Ну, ты подумай сама. Кто нам довольствие солдатское определял? Тыловики. А там в начальниках – одни мужики. Вот они и распределяли: спирт, табак, сало, сахар, кальсоны, рубашки, портянки. Все нам это выдавали и в книжку красноармейца вписывали. Но они же мужики. Понимаешь?
- Мам! Я ничего не понимаю. Мужики. Да. Ну и что?
- Да то, что они не думали про то, что у нас, у женщин, есть дни особенные. Ну и воровали мы занавесочки, чтобы ими пользоваться.
- Мам! Ты меня совсем запутала. Мужики, сало, кальсоны, занавесочки, дни особенные. Причем здесь мародерство? Ты можешь мне нормально рассказать?
- Наташа! Не привыкла я о таком говорить. Даже с тобой, своей дочерью. Ну, пойми, должно быть это тайной. Женской. Почему меня и раздражает, что про это на всех программах показывают.
- Так… теперь еще и про это. Ты про секс что ли?
- Да причем тут секс.
- Да есть программа про секс на телевидении. Так и называется «Про это».
- Поняла. Нет. Про секс я с тобой тоже не говорила и говорить не буду. О другом я.
Не было во время войны этих ваших прокладок, которые теперь по телевизору показывают. Как посмотрю, сколько их и как часто про них говорят, так думаю, что у женщин эти критические дни круглый год. Тьфу! Аж противно. Я вот даже сейчас тебе стесняюсь об этом говорить. Да и не хотела. Это ты меня с этим мародерством вынудила.
- Слушай, мам, а я даже никогда и не задумывалась об этом…
- А кто задумывался? Никто. Но даже война их не отменяла, дни эти. А нам ничего не выдавали. Понимаешь? Ничего. Вот и воровали мы. Заходили в дома пустующие и забирали тряпочки разные. Да делились потом всегда друг с другом. Берегли их как ценность.
- Мамочка! Успокойся. Да какое же это воровство? Какое же это мародерство?
- Да вот такое. Самое настоящее. И без словаря твоего понятно.
- Слушай… А как же действительно с этим справлялись. У вас ведь и душа не было…
- Ты еще не забудь сказать, что и этих, ну как их, слово забыла… На беду похоже.
- Ну вот. Молодец. Шутить начала. Догадываюсь, что биде у вас в палатках и землянках точно не было. Но только сейчас поняла, что у вас вообще ничего не было…
- Не буду дальше рассказывать. И не проси. Ужасно все это было.
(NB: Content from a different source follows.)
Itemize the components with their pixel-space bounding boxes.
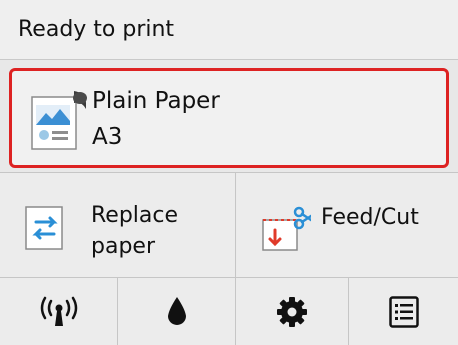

А мы девочки молоденькие, а рядом мужчины. И надо было за собой следить. И следили. Все делали. И со вшами боролись. И эти, как вы теперь говорите, критические дни наши никто не замечал. Не приведи Господи, женщинам такое переносить. Все. Не хочу больше. Мужикам все же проще было на войне. Хотя у них свое лихо было…
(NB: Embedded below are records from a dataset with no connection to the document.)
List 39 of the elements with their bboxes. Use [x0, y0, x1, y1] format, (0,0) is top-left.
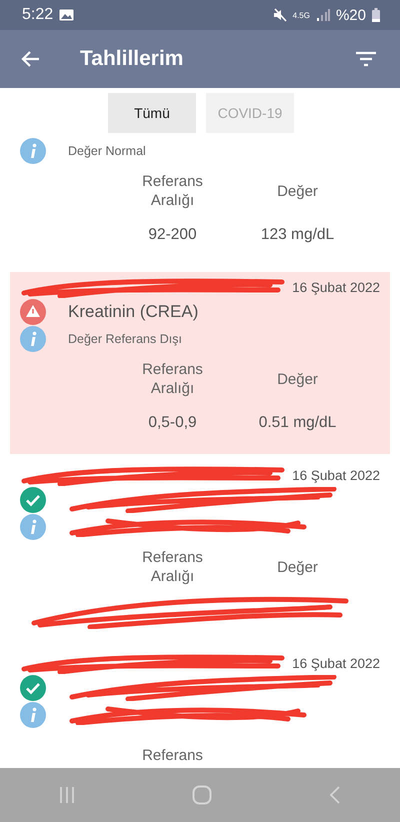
- result-note: Değer Normal: [68, 144, 146, 158]
- image-icon: [59, 9, 74, 21]
- result-note: Değer Referans Dışı: [68, 332, 182, 346]
- mute-icon: [272, 8, 287, 22]
- filter-icon: [356, 51, 376, 67]
- signal-icon: [316, 9, 330, 21]
- recent-apps-icon: [58, 786, 75, 804]
- reference-range-header: Referans: [142, 746, 203, 766]
- info-icon: [20, 514, 46, 540]
- value-header: Değer: [277, 370, 318, 390]
- network-type: 4.5G: [292, 10, 310, 20]
- result-card[interactable]: 16 Şubat 2022 Referans Aralığı Değer: [10, 460, 390, 642]
- result-value: 123 mg/dL: [260, 226, 334, 244]
- result-value: 0.51 mg/dL: [258, 414, 336, 432]
- test-name: Kreatinin (CREA): [68, 302, 198, 322]
- info-icon: [20, 138, 46, 164]
- reference-range: 92-200: [148, 226, 197, 244]
- status-time: 5:22: [22, 6, 54, 24]
- reference-range: 0,5-0,9: [148, 414, 197, 432]
- battery-icon: [372, 8, 380, 22]
- chevron-left-icon: [329, 786, 342, 804]
- result-date: 16 Şubat 2022: [292, 468, 380, 482]
- highlighted-result-card[interactable]: 16 Şubat 2022 Kreatinin (CREA) Değer Referans Dışı Referans Aralığı Değer 0,5-0,9 0.51 mg/dL: [10, 272, 390, 454]
- reference-range-header: Referans Aralığı: [142, 549, 203, 587]
- info-icon: [20, 326, 46, 352]
- reference-range-header: Referans Aralığı: [142, 173, 203, 211]
- reference-range-header: Referans Aralığı: [142, 361, 203, 399]
- result-card[interactable]: 16 Şubat 2022 Referans: [10, 648, 390, 768]
- result-card[interactable]: Değer Normal Referans Aralığı Değer 92-200 123 mg/dL: [10, 138, 390, 266]
- home-icon: [192, 785, 212, 805]
- value-header: Değer: [277, 558, 318, 578]
- result-date: 16 Şubat 2022: [292, 280, 380, 294]
- page-title: Tahlillerim: [80, 47, 184, 71]
- battery-level: %20: [336, 6, 366, 24]
- filter-tab[interactable]: Tümü: [108, 93, 196, 133]
- result-date: 16 Şubat 2022: [292, 656, 380, 670]
- value-header: Değer: [277, 182, 318, 202]
- info-icon: [20, 702, 46, 728]
- back-arrow-icon: [20, 50, 40, 68]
- Не надо… И так мне уже не по себе. Ну и тему мы с тобой для беседы выбрали. А хотела про мародерство узнать…
- Ну, я тебе еще добавлю: мы и по приказу командиров мародерами были.
- А это как?
- А так. Особенно в начале войны. Когда всего не хватало. Сапоги с убитых снимали, планшеты забирали. Даже форму и белье… Про оружие не говорю… Само собой… Все. Иди. Не хочу больше.